Even physicians who urged caution in adopting SPRINT’s aggressive, below-120 target in people at elevated risk of stroke and heart attack questioned the new, looser guidelines.

The “recommendations that clinicians initiate treatment in adults aged 60 or older with systolic blood pressure persistently at or above 150 are inappropriate,” said Dr. Franz Messerli, a cardiologist at the University of Bern in Switzerland. “Even less acceptable is a target … of less than 150 in this group. With such an elevated target there is substantial evidence of an increase in stroke risk.”

Last year, Messerli warned against embracing SPRINT’s aggressive blood pressure target, saying a goal of below 120 “clearly has to be considered absurd.” He believes that, for otherwise healthy patients, something in the 120s is OK.

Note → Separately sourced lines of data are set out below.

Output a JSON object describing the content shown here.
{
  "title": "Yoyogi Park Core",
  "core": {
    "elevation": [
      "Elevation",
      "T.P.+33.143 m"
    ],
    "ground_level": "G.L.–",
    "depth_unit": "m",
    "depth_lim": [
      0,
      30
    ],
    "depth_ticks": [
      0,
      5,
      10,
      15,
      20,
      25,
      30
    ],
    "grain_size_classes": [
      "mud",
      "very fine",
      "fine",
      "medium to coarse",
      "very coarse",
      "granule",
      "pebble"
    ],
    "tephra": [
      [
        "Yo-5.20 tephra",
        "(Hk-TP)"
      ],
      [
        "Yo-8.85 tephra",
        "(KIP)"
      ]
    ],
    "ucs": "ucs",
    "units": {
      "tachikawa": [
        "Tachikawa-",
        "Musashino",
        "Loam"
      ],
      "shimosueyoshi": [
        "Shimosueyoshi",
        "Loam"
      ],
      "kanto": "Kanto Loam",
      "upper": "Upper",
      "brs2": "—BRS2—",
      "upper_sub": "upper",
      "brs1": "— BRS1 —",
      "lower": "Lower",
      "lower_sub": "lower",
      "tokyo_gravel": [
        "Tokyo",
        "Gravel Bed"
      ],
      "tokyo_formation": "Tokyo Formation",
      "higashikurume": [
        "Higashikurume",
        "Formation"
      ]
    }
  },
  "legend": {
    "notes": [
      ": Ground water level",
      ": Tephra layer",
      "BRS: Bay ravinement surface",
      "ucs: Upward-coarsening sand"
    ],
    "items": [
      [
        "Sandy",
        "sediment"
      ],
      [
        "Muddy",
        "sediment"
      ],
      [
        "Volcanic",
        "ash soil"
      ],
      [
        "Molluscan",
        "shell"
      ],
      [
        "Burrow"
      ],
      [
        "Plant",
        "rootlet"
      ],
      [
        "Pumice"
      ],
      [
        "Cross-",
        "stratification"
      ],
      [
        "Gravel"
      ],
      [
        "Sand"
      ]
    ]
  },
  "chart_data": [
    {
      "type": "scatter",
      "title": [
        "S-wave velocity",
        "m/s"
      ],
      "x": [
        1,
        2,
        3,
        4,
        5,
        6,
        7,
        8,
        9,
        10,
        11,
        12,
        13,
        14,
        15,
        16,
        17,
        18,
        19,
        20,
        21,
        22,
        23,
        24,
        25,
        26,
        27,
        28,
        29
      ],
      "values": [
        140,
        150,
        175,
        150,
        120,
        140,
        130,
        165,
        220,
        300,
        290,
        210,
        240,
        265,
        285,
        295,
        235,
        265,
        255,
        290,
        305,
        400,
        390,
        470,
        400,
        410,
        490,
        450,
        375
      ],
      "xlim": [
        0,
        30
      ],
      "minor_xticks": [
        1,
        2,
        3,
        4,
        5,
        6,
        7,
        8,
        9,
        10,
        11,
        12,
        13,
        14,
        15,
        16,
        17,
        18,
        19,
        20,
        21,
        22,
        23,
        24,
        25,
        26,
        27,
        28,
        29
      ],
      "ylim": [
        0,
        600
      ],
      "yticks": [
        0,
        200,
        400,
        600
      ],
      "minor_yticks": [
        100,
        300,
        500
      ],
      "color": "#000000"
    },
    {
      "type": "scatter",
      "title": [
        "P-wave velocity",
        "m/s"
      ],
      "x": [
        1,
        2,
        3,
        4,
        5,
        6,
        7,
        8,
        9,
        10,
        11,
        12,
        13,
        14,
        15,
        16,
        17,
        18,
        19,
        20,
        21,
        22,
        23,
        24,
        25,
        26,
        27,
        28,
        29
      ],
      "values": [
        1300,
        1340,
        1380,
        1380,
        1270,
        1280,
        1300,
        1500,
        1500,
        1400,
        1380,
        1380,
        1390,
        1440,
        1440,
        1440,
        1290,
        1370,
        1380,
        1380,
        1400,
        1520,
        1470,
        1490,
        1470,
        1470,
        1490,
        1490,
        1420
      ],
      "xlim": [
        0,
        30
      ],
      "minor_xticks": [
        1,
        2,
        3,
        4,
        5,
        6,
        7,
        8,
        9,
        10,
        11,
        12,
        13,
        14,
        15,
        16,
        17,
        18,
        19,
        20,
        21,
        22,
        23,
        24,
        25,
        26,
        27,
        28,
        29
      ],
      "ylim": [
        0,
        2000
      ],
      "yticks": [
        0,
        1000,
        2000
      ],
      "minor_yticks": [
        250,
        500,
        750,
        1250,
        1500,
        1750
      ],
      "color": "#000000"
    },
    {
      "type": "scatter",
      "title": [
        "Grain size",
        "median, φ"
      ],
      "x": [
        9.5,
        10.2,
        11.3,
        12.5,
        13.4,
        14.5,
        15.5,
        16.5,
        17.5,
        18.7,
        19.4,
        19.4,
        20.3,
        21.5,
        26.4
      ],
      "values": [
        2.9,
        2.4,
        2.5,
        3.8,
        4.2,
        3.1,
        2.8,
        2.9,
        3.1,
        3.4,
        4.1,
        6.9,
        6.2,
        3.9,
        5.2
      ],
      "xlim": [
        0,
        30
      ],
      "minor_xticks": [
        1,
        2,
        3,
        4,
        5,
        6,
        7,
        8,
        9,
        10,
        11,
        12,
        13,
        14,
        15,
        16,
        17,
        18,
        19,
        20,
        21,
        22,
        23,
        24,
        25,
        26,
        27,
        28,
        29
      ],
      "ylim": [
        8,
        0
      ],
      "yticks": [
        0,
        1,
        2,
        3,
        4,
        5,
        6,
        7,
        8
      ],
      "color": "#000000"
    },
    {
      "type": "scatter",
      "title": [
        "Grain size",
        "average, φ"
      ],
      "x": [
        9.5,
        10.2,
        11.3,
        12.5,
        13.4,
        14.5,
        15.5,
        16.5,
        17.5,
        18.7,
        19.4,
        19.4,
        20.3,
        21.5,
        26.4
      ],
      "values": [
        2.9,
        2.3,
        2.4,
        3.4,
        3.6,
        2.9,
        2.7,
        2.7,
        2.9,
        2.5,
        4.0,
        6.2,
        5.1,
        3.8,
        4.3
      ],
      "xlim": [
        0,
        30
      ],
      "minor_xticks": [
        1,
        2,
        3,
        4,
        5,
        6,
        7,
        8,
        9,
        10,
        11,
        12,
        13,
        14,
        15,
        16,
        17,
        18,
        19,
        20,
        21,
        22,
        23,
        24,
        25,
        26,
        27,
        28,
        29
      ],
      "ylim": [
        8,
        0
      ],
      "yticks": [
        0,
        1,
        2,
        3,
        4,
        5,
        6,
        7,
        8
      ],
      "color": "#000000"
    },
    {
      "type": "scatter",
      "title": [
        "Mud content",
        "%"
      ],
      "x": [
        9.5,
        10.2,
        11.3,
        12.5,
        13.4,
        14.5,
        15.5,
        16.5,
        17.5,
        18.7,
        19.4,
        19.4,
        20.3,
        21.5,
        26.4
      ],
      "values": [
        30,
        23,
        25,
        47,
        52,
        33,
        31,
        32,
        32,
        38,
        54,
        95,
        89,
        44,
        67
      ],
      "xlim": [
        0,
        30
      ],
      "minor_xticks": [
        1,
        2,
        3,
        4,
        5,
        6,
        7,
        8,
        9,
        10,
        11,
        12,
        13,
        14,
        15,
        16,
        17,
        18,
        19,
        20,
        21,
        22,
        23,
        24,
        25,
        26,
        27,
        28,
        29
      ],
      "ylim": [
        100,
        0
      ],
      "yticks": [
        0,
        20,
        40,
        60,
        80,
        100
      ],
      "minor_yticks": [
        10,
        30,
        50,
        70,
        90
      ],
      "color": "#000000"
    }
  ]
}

The new ACP/AAFP guidelines are stricter for patients who have had a stroke or a transient ischemic event (known as a mini-stroke), or who have risk factors such as high cholesterol, obesity, diabetes, or atherosclerosis. In those cases, people should reduce their blood pressure below 140, the groups said. That, too, raised eyebrows. “Wouldn’t it perhaps be better [to get below 140] before such a devastating complication has taken place?” Messerli asked.

The medical groups defended their new guidelines, which are based on the SPRINT study and 20 other randomized controlled trials.

That research showed that “any additional benefit from aggressive blood pressure control” — meaning reducing blood pressure below 140 — “is small,” said ACP president Dr. Nitin Damle.

The more lenient targets also reflect the harms of aiming lower. As people take more kinds of anti-hypertension drugs (three is not unusual) and higher does of them in an effort to drive down their numbers, they are more likely to have side effects like coughing and low blood pressure, which causes lightheadedness or fainting.

Competing guidelines


As a whole, the analysis of the 21 studies found, most of the evidence for the benefits of treating high blood pressure came from studies of patients who started out above 160 and got into the 140s. Studies that aimed for less than 140 “showed no statistically significant reduction in all-cause mortality or cardiac events,” the authors wrote in the Annals paper, though they did find a reduced risk for stroke.

For instance, a 2012 Cochrane Review concluded that in otherwise healthy adults with blood pressure of 140 to 159, blood-pressure-lowering drugs “have not been shown to reduce mortality or morbidity [death or disease] in randomized clinical trials.”

The SPRINT trial offered the strongest counterargument to that, finding benefits in reducing blood pressure to 120 or less. But it studied only people at high risk for cardiovascular disease. And it has been criticized for measuring blood pressure differently from how doctors usually do it, with the result that a reading of, say, 120 in SPRINT would be 128 or so in ordinary practice.
 
What’s indisputable is that the clashing, changing guidelines confuse both laypeople and doctors. The American Heart Association, for instance, says that in adults systolic blood pressure of 140 or more means “poor” cardiovascular health, 120 to 139 means intermediate cardiovascular health, and below 120 is “ideal.”

“For the public as well as practitioners, what the competing blood pressure guidelines illustrate is that there are different ways to interpret the same research,” said Dr. Vikas Saini, president of the Lown Institute, which warns against medical overtreatment. “The interpretation of the same data can be as different as half empty and half full.”